Обрывки туч покраснели на востоке. Снег на Стремнинском перевале вспыхнул ярко, до рези в глазах. Совсем близко, — Никодиму показалось, будто под самыми ногами, — грянул жиденький залп партизанского полевого караула, и по дну ущелья быстро побежали люди.
Никодим видел, как с ближней к ущелью поляны без единого выстрела поднялась со снега серая лавина шинелей, и с широко раскрытыми ртами, из которых вылетал пар, солдаты бросились вслед за полевым караулом в гулкую дыру ущелья.
Мальчик вскинул винтовку к плечу, но отец рванул его к себе и крепко зажал между колен.
— Убью! — прошептал Гордей Мироныч в ухо сына.

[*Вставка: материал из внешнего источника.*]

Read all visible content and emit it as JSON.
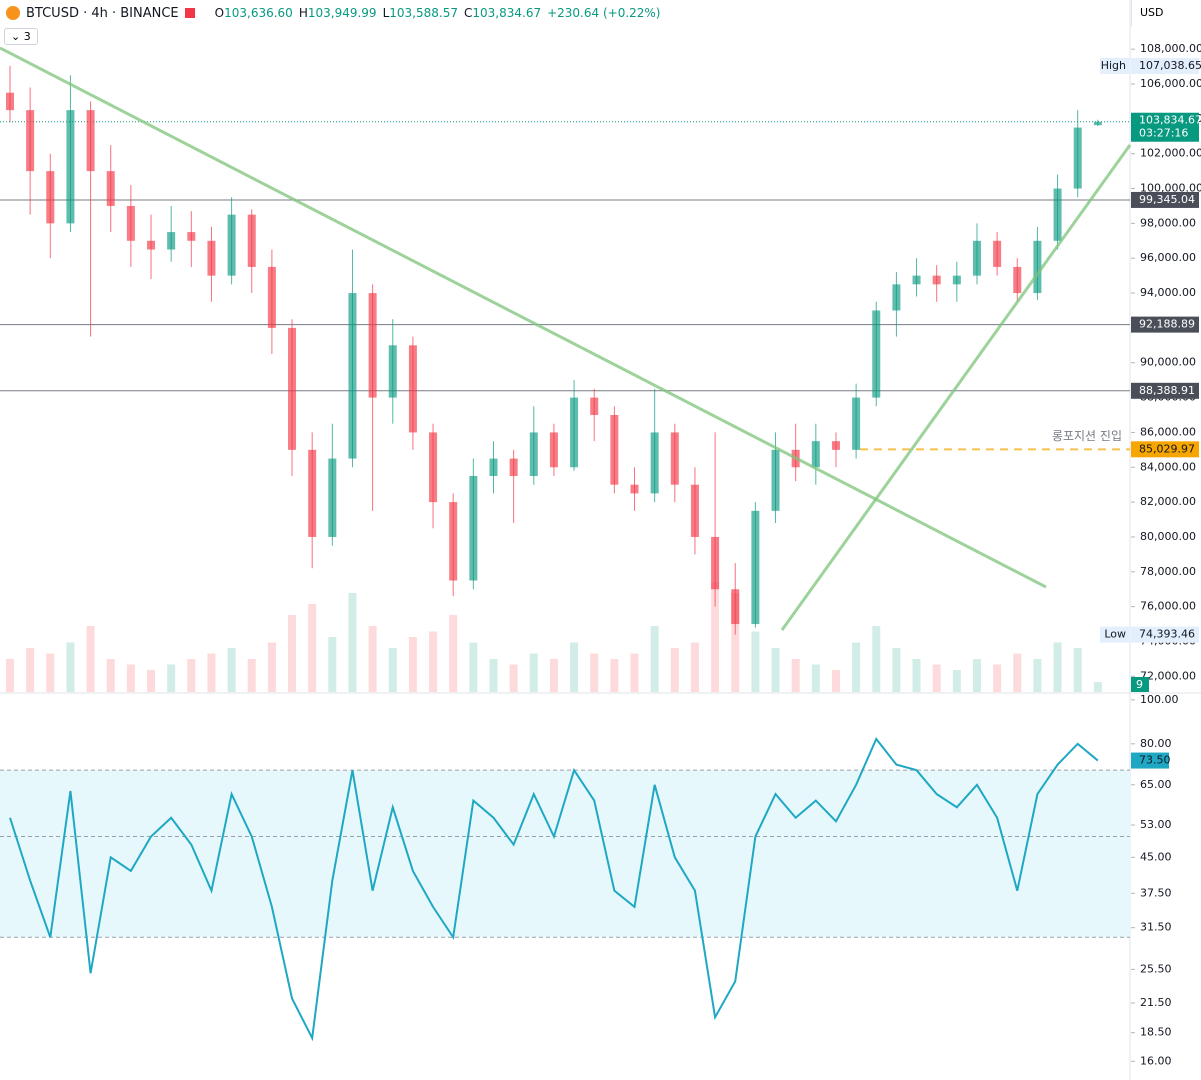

Никодим даже не пробовал освободиться. Только очутившись в сильных коленях отца, мальчик почувствовал, как у него стучат зубы и волосы, точно живые, поднимают папаху на голове.
«Топ… Топ…» — ураганом надвигалась скачущая в карьер сотня, окутанная снежной пылью. Никодиму уже были видны вырванные из ножен взблескивающие, зеркальные клинки сабель. Мальчик с трудом оторвал глаза от сотни и посмотрел вокруг. Партизаны лежали, прижавшись к камням. Потап Мазюкин припал к пушке; Ефрем Гаврилыч и Жариков у пулеметов, руки наложены на затыльники «максимов».